In the mirror of the lottery

May 01, 2002

ANYONE WHO HAS ever tossed in a buck or two to join a lottery pool must have felt a little shudder when the news first came out about the nursing home workers in New Jersey who were at each other's throats over a ticket worth $59 million.

Right. You wouldn't want to jinx it, naturally, but, of course, on second thought - it's pretty obvious, isn't it? These things need to be made straight right from the start. What a mess it could be. It's easy to imagine; surely trust falls by the wayside pretty quickly when millions of dollars are showering down from heaven. Next time, better be more careful.

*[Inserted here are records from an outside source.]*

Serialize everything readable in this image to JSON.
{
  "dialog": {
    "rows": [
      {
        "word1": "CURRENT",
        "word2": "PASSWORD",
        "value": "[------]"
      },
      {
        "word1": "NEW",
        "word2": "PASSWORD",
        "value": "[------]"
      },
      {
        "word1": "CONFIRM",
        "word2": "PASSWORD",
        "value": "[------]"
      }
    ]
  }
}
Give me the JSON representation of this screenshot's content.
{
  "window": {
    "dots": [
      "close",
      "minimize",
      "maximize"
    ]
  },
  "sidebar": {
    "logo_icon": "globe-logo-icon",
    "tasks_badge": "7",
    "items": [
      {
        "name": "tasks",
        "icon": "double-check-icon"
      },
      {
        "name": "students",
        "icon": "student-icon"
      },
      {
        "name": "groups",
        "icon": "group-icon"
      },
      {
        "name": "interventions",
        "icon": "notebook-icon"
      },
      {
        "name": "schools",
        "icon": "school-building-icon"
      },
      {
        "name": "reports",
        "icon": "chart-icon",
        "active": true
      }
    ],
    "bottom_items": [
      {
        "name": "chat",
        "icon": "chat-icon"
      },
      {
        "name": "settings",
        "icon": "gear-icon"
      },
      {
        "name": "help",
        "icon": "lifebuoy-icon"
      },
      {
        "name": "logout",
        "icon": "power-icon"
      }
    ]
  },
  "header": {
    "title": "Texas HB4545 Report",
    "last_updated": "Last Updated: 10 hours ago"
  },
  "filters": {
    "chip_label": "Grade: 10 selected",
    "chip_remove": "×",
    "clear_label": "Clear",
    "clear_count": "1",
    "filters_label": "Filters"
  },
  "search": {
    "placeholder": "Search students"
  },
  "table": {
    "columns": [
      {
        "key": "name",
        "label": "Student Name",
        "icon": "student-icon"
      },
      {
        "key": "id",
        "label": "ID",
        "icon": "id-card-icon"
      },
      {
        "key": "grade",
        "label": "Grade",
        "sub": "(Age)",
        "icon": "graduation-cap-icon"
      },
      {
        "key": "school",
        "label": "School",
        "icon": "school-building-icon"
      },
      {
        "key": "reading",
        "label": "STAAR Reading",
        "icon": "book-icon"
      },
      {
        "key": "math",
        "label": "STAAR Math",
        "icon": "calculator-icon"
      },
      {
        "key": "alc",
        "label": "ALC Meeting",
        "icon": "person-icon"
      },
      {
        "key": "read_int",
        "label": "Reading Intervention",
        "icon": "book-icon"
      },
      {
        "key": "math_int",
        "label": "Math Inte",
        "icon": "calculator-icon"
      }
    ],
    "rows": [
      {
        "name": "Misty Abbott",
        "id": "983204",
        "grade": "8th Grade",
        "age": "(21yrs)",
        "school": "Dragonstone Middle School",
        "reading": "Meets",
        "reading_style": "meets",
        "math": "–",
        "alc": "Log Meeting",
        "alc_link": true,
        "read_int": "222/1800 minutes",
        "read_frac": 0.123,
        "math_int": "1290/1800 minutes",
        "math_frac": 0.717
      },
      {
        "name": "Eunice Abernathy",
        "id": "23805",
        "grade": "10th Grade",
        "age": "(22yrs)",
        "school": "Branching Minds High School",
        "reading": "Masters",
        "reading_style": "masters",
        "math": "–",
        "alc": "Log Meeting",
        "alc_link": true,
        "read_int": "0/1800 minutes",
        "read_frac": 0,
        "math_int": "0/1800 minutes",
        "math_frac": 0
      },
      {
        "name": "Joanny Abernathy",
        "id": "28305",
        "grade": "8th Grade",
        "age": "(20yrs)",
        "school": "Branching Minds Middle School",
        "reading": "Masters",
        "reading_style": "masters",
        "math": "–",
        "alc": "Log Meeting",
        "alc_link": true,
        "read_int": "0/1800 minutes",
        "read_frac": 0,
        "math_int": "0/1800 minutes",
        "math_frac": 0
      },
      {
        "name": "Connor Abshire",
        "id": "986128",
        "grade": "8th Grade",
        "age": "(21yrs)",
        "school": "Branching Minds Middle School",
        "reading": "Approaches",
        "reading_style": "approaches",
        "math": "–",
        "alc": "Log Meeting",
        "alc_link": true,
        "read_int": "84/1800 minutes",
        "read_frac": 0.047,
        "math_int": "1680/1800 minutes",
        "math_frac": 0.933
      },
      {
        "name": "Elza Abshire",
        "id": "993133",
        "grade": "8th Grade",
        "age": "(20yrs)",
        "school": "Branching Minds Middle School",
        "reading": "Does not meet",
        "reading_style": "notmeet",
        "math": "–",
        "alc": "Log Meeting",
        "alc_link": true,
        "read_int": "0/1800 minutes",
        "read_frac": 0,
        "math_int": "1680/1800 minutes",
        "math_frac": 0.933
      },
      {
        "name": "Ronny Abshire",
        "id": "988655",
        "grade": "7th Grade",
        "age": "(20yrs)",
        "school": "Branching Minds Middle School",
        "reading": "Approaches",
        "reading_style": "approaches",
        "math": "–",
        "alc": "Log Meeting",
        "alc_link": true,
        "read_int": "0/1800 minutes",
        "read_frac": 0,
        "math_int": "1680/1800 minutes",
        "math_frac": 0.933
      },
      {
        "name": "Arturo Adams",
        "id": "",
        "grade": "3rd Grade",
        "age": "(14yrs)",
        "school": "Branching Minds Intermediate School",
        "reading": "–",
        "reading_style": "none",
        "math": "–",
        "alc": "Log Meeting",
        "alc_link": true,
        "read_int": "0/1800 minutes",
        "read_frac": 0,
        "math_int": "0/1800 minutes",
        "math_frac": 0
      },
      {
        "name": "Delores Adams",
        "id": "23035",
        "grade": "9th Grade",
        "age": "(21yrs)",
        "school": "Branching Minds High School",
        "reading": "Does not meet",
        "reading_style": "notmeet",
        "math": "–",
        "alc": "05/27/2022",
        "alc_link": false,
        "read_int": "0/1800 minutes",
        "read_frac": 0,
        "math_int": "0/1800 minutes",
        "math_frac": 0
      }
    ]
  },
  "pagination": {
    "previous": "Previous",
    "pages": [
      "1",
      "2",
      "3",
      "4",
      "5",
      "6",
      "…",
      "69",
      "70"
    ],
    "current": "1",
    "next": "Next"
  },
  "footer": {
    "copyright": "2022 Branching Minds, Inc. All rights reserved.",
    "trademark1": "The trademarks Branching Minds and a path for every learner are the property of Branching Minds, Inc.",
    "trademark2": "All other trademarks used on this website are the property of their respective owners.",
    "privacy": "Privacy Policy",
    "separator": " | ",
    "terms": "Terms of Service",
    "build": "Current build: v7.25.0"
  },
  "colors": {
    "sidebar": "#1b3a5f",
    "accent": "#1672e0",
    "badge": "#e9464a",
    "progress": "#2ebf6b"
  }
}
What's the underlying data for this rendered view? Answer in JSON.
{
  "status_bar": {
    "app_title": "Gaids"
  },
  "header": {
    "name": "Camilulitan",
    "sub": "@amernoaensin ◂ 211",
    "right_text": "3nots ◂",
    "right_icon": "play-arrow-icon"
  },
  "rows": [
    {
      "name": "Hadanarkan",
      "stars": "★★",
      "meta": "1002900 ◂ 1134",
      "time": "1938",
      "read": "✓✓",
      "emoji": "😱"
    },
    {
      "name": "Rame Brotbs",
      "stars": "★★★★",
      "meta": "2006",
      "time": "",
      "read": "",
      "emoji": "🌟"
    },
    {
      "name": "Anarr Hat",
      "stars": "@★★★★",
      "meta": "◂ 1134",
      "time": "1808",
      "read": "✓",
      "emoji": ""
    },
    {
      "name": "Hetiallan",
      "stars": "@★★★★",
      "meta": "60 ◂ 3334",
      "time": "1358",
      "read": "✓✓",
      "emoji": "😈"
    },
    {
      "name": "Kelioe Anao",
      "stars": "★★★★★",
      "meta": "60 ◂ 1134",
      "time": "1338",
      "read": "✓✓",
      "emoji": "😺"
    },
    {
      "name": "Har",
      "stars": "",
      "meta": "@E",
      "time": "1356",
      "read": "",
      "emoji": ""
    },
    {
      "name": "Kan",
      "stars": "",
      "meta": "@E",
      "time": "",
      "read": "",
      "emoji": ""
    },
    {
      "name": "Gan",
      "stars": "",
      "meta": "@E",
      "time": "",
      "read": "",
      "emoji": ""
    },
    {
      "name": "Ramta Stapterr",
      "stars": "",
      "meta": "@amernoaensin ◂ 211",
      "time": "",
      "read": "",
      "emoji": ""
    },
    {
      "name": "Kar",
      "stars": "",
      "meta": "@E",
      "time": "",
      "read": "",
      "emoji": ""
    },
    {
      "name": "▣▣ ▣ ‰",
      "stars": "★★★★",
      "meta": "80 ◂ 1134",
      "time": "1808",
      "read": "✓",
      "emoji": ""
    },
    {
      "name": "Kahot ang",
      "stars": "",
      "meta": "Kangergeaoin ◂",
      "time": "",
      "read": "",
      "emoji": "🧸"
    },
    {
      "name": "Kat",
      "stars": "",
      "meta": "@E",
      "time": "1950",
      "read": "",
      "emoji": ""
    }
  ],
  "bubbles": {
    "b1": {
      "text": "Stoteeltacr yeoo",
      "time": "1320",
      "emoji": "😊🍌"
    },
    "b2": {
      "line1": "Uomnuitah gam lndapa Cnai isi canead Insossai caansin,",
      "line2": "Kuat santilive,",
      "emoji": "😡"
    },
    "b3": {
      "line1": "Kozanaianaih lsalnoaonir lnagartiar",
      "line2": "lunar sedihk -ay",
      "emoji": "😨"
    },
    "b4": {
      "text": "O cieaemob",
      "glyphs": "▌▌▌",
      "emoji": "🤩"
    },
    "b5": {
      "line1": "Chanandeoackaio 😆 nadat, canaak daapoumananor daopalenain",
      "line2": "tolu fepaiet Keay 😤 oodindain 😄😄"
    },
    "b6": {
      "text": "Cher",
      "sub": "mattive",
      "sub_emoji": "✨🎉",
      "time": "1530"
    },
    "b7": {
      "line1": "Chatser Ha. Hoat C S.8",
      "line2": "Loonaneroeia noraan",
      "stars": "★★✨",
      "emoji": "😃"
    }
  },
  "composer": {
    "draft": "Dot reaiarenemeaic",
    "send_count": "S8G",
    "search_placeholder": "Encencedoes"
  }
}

For many of us, the inner monologue went something like that. Then came further news, that lawyers were getting involved. Well, that's inevitable. That's America in a nutshell. The aggrieved lottery players go on the Today show. It's all getting cranked up. A sad story about the state of the world and the humans who inhabit it.

But hold on, it's not a sad story at all. It's a pathetic story. Turns out the ticket wasn't actually a winner. It turns out that the guy who bought it, a $15,000-a-year worker named Angelito Marquez, had been insisting all along that it wasn't, and it turns out that he was right.

His fellow workers, prompted by his absence from his job, had worked themselves into the delusion that they had chipped in for a winner and were being cheated of their windfall. That's what $59 million had done: It had infected people's minds so much that they turned on each other, abandoned trust, believed in a dream of riches that had no basis in reality. Oh, and they found a lawyer to help them do it.

Now it's back to life at the nursing home. Ouch. We wish Mr. Marquez and his colleagues well, but don't envy any of them. Could they sell the movie rights to this thing?